Uno spumante…vegano. È un’operazione commerciale, quella della Cantina di Aldeno, ma l’idea è sicuramente lungimirante, in un mercato che si sta avvicinando sempre di più ai consumatori che hanno intrapreso scelte alimentari – più o meno “integraliste” – o abbracciato nuove filosofie di vita. La realtà trentina, che raduna 370 soci in un bacino che comprende i territori di Roverè della Luna, Aldeno, Villa Lagarina, Isera, Volano, Nomi, Besenello, Calliano e Rovereto, ha infatti ottenuto la certificazione ICEA per una linea di vini Bio Vegan. Fra questi anche un Metodo Classico, il Trentodoc Altinate Blanc de Blanc, le cui uve provengono da un’unica particella (tutta coltivata a Chardonnay) della zona di Villamontagna, sulle colline di Trento. «L’idea del vino Bio Vegan nacque durante una cena vegana» racconta il Direttore della Cantina Walter Webber.

«In quell’occasione, io che proprio vegano non sono, ebbi modo di discutere con la moglie dell’ex presidente del nostro sodalizio sul fatto che in cantina ci sono delle procedure che richiedono prodotti di origine animale.

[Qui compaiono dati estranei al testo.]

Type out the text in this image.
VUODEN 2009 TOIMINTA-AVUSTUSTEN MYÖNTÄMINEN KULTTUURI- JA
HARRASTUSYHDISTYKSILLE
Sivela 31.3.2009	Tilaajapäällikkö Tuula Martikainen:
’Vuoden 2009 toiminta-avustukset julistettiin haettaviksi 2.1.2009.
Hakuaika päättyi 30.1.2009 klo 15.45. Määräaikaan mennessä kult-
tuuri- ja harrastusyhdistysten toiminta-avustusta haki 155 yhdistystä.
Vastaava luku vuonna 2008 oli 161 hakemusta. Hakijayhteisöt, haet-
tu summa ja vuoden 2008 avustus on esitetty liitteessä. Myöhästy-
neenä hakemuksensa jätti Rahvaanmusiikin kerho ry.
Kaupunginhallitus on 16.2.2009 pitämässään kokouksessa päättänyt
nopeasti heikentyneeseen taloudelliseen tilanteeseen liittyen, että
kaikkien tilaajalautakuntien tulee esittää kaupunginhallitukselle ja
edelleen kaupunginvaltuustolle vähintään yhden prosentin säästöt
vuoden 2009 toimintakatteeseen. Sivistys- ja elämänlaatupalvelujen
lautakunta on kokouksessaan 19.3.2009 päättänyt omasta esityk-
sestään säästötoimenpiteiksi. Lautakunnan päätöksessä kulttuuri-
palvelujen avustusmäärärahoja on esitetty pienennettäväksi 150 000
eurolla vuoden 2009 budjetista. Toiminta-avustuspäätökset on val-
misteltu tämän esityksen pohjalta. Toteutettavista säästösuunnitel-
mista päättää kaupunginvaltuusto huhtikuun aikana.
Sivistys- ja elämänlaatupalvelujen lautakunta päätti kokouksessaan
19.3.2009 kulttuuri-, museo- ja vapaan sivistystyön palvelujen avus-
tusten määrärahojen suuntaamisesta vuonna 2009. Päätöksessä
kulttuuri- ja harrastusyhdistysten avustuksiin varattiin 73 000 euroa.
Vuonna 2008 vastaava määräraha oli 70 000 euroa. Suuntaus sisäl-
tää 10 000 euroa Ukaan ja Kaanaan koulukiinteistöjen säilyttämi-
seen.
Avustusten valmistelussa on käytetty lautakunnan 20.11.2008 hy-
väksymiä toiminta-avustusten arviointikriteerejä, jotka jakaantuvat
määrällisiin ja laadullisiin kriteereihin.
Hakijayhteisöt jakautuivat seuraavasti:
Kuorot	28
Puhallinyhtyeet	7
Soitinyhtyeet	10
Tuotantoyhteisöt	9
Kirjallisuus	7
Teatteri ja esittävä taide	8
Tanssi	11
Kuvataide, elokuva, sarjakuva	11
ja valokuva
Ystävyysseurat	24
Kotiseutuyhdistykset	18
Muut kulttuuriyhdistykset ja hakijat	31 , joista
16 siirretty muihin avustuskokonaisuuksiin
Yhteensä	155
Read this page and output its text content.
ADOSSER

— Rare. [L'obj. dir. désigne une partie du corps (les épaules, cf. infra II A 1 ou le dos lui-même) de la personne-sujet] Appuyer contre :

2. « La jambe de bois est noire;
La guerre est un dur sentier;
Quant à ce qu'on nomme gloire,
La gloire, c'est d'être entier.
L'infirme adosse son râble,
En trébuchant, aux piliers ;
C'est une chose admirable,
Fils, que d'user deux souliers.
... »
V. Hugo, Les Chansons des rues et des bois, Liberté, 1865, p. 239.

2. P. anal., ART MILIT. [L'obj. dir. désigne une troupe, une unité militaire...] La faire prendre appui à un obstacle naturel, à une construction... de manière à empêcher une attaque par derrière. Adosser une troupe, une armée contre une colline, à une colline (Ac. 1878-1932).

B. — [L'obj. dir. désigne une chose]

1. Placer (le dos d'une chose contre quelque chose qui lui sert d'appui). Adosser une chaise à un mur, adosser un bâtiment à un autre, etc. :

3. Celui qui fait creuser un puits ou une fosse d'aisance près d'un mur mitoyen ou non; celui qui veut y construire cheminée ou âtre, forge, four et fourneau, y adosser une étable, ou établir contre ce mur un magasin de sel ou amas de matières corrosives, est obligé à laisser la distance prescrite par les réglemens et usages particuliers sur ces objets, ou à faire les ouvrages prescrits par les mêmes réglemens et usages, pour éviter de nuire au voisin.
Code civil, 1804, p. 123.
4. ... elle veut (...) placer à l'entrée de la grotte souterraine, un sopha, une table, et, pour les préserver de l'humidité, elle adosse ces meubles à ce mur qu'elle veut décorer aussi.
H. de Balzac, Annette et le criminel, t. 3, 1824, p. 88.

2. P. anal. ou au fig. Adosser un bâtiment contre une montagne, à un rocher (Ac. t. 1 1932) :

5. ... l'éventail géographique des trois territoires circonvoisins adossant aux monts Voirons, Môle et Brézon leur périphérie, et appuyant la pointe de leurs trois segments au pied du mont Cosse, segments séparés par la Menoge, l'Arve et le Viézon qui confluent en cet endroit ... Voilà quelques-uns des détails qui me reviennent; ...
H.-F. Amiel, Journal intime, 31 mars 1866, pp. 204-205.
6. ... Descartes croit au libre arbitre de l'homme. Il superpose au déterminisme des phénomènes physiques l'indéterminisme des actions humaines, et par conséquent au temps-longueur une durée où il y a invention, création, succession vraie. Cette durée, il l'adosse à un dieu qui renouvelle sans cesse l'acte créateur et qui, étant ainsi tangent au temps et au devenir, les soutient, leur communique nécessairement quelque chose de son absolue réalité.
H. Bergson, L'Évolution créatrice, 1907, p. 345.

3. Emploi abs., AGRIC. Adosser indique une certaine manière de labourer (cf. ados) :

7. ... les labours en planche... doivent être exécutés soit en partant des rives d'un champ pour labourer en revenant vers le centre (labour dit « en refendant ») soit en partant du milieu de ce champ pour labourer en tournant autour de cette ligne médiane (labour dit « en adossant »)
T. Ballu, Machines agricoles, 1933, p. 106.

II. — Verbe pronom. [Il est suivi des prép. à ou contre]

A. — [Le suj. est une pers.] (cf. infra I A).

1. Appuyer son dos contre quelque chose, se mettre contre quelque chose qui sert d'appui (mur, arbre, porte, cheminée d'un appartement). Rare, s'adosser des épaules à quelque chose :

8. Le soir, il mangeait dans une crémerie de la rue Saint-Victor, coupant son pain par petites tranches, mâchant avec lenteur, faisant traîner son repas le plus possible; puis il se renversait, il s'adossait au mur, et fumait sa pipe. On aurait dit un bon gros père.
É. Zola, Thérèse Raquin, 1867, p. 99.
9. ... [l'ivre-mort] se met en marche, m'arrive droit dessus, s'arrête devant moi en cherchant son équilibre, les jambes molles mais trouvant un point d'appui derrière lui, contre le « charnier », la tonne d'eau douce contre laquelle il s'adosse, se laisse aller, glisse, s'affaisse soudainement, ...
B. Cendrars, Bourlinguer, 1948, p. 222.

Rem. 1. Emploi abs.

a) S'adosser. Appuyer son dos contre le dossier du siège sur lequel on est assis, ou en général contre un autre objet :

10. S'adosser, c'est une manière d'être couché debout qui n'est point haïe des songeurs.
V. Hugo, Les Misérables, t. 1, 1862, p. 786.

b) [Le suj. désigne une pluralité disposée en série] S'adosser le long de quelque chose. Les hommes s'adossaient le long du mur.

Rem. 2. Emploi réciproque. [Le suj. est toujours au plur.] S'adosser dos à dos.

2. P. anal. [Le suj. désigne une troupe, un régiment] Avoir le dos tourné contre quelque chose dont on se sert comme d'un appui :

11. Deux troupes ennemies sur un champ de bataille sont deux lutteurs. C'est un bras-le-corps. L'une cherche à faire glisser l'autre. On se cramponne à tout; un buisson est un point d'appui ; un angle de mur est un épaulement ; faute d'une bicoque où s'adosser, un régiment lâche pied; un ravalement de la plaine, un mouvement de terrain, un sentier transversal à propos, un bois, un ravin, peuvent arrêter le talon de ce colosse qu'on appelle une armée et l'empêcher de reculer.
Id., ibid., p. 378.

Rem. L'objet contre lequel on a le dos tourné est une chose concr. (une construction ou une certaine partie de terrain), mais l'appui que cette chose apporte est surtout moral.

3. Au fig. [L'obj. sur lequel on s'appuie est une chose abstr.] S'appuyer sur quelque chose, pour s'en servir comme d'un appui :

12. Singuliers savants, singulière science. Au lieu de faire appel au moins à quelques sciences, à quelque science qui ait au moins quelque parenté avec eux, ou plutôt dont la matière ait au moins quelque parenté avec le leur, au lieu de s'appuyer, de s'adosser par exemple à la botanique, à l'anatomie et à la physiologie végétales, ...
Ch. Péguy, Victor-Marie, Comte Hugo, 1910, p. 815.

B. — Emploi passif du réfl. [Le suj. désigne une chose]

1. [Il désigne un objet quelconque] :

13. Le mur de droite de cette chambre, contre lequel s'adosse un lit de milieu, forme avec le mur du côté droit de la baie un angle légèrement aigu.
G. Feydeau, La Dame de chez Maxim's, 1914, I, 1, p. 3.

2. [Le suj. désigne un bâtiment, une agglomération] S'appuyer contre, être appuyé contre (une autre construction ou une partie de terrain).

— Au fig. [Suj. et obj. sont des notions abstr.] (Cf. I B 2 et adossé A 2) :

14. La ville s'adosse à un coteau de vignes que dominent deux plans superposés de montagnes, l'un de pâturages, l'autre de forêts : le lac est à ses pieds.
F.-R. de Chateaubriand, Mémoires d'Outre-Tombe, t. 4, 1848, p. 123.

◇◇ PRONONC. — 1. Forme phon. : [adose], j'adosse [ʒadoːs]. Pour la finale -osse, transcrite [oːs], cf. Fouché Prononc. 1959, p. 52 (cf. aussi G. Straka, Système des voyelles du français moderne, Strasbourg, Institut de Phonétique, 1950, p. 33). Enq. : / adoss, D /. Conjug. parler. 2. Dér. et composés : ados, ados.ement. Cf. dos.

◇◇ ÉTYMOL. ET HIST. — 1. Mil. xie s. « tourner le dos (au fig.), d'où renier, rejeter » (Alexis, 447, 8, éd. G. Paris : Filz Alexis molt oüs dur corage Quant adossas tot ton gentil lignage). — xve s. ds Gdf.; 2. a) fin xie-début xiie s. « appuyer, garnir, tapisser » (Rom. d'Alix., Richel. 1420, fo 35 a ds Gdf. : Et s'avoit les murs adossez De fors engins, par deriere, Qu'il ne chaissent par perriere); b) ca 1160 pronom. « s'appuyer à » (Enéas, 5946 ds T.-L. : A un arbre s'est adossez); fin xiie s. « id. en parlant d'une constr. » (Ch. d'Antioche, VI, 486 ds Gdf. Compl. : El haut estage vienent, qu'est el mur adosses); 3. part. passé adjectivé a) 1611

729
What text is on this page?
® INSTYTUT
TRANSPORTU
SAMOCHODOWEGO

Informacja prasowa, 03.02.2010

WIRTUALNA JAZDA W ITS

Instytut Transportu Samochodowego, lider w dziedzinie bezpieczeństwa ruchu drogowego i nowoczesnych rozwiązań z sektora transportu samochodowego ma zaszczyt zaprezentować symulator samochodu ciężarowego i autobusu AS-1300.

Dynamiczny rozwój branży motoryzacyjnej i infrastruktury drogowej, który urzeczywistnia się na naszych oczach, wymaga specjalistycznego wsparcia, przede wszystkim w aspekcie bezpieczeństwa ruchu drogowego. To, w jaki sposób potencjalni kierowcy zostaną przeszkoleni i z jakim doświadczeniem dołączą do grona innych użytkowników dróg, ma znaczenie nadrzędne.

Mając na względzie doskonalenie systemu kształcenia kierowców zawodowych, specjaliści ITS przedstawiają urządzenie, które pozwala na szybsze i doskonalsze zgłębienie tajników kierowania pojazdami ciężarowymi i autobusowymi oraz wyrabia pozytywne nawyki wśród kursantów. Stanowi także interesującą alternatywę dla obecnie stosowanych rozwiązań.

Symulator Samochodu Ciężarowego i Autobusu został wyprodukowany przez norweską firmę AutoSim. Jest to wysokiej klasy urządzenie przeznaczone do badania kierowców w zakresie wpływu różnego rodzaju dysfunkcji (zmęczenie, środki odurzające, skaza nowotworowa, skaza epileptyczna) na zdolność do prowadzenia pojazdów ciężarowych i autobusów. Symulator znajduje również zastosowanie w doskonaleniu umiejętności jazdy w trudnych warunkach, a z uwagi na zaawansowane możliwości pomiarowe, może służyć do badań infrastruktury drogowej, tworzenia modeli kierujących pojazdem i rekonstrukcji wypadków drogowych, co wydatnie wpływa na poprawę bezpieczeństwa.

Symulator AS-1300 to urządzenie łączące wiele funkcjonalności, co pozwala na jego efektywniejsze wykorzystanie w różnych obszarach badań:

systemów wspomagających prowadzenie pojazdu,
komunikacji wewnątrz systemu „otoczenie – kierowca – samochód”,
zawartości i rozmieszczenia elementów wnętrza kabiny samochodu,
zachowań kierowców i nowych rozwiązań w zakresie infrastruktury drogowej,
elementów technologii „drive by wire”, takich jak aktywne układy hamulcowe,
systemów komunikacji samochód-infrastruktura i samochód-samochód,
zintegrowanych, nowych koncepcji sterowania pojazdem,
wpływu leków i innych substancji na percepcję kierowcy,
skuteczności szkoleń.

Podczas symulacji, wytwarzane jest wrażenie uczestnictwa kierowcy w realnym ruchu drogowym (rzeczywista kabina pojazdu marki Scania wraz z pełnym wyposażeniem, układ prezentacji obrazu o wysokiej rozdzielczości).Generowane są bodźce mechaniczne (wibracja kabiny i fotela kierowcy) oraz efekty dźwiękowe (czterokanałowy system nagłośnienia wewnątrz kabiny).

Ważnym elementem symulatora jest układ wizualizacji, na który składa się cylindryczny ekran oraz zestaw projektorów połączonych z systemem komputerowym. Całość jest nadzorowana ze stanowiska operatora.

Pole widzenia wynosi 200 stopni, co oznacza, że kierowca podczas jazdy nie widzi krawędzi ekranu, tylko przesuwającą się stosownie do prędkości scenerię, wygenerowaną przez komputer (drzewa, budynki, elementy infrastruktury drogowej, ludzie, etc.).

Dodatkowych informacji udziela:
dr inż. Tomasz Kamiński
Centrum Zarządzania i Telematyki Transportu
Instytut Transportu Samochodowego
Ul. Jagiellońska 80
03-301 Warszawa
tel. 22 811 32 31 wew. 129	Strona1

Da quello scambio opinioni venne l’idea di ottenere la certificazione Bio Vegan e la Cantina di Aldeno è stata proprio la prima in Italia ad averla ottenuta». Nello specifico, il vino vegano, nel processo di stabilizzazione, non viene “trattato” con proteine di origine animale, e lo stesso vale per la moltiplicazione dei lieviti, che avviene su substrati di origine vegetale. «Il vino è assolutamente uguale a quello “tradizionale”», sottolinea Webber. «Mettiamola così: è soltanto lavoro in più per l’enologo».
Il Metodo Classico Altinate, però, non è soltanto espressione dell’universo biologico e vegano. «La Cantina Aldeno ha intrapreso un “progetto qualità”, che consiste nella diminuzione della resa per ettaro di vigneto (80 q/ha) e nel divieto, per i nostri soci s’intende, di usare diserbi, oltre ad altri piccoli ma importanti accorgimenti in vigna. Tutte le componenti della Cantina scendono in campo quotidianamente per garantire al consumatore un prodotto ben fatto, che è quello che pensiamo di aver realizzato con il Trentodoc Altinate».

Ma come hanno risposto clienti e addetti ai lavori? «Il prodotto piace e ha ottenuto riconoscimenti prestigiosi» chiude Webber. «Più in generale, grazie all’ottimo lavoro dell’Istituto Trentodoc le bollicine di montagna, che sono quelle che si avvicinano di più allo Champagne, si stanno facendo apprezzare anche nel mercato italiano, che storicamente sceglieva la Franciacorta, anche per una magistrale operazione di marketing dei colleghi lombardi, dai quali non possiamo fare altro che prendere spunto».
L’assaggio. Con il suo tipico giallo paglierino, Altinate esprime bollicine molto fini. Deciso al naso, con tanta frutta (agrumi), in bocca è schietto, fresco, elegante e coerente nelle note agrumate con un tocco di nocciola e crosta di pane. Perfetto per l’aperitivo o con un antipasto a base di crostacei.